To start the therapy for the Business Process Management (BPM) identity crisis, we'll have to go back to its childhood. Why did we start messing with process languages in the first place ? Ah, yes! While all tools can draw process diagrams, the real reason was that we couldn't express process languages in traditional programming languages because they represent a sequence of instructions for the computer system. They don't have support for wait states.
To further expose the pathological state of BPM, I always use the DB metaphore: When I say relational DB, most of this audience thinks tables, columns, primary keys, foreign key references, SQL and so on. Every self respecting developer knows the concepts of this technology. For a technology that is a very sane state to be in. But in BPM, nobody knows the the concepts of state machines that can be used for business processes or what it means to execute those. Every engine has got its own execution model that looks like, but is not completely the same as the next engine. Yet we are creating process language proposals in abundance. It's like proposing query languages without knowing the difference between relational-, object-, hierarchical and object databases.
Can't be that difficult, right ? Afterall, it's just a state machine that we're adding to all programming language capabilities, no ?
Well, not quite so simple. State machines are used in a variety of ways. Different features and functions are added to improve support for those features. Also, there are different environments.

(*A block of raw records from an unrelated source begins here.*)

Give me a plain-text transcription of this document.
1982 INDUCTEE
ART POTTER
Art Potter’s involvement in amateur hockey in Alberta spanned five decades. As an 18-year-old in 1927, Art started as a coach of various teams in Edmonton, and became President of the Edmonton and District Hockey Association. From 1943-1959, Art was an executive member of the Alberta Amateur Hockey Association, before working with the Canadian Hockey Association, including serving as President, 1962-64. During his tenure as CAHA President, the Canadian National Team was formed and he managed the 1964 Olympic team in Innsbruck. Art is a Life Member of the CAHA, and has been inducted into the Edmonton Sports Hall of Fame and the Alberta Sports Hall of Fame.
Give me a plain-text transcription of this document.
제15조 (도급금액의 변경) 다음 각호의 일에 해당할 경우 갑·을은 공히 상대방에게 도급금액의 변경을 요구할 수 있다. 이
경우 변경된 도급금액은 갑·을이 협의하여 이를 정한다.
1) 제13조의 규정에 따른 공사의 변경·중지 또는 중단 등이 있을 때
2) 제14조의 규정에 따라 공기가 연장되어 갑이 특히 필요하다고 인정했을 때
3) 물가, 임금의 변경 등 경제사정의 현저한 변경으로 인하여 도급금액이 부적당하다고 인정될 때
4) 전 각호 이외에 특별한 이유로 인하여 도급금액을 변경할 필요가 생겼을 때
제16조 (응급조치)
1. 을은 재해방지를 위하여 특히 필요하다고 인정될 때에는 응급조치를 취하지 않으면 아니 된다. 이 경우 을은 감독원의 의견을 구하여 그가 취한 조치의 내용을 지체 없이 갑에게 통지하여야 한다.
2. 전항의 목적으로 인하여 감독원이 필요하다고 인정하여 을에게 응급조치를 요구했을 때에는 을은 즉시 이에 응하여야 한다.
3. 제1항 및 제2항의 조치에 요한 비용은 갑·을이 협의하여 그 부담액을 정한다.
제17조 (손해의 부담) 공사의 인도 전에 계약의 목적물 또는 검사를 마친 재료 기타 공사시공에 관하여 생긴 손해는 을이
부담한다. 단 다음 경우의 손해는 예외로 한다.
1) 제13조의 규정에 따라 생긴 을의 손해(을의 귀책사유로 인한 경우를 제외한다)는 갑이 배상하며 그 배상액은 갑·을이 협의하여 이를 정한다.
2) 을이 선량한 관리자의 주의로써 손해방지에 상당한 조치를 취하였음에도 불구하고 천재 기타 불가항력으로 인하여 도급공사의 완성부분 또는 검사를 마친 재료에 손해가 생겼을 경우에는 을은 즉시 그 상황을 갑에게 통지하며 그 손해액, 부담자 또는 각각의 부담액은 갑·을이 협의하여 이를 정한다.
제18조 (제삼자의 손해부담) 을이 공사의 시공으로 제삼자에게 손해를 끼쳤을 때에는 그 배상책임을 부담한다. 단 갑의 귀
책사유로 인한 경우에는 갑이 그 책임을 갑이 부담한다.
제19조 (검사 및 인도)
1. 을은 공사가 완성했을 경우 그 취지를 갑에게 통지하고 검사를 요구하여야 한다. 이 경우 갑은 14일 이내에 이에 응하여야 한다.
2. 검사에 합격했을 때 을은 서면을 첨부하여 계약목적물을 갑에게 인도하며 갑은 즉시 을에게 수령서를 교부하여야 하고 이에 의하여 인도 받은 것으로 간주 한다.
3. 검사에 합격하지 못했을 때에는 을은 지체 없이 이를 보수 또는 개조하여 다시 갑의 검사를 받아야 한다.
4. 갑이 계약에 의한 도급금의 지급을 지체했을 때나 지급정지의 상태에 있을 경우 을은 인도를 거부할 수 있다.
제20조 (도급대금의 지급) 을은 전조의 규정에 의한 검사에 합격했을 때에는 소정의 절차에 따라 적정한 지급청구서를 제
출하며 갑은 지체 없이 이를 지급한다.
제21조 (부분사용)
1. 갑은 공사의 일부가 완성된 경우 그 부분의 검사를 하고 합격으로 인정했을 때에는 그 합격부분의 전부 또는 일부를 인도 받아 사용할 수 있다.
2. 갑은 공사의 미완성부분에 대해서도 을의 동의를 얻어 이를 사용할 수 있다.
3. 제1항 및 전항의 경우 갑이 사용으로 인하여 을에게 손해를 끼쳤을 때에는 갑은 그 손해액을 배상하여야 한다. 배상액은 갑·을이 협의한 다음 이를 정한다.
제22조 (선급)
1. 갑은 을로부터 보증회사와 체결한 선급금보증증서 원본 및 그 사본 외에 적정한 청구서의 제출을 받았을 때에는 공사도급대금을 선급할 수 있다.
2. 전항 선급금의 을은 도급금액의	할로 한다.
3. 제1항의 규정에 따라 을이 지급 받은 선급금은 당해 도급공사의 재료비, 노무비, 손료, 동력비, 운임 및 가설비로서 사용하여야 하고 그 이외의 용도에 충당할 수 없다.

E.g. a a service orchestration language like BPEL looks very different from a Java workflow language like jPDL. That creates a whole lot of combinations for which you can build dedicated process languages.
For therapy, the roots are state machines. All of those process languages have some form of state machine in there. That is because traditional programming doesn't have support for wait states (see many of my earlier blog posts).
Now let's reflect on this in real zen style. Close your eyes, but keep reading. Many flavours of process languages... many different features... but all represent some form of state machine.
After one of those sessions, it struck me that I should first learn how to walk before trying to run. Learning about the state machine basics is much more effective then trying to understand all the flavours of the different process languages. And once you get the state machine basics, it will be much easier to learn a new specific flavour of a process language if you need one.
Since I couldn't find good state machine concepts and terminology in the context of executable software, I just wrote it myself. I called it The Process Virtual Machine and a summary of that full article has been published at OnJava.
The Process Virtual Machine was my therapy for BPM. Every developer and BPM-er should read it and have an opinion on it. Feel free to let go and just share it as a comment on this post.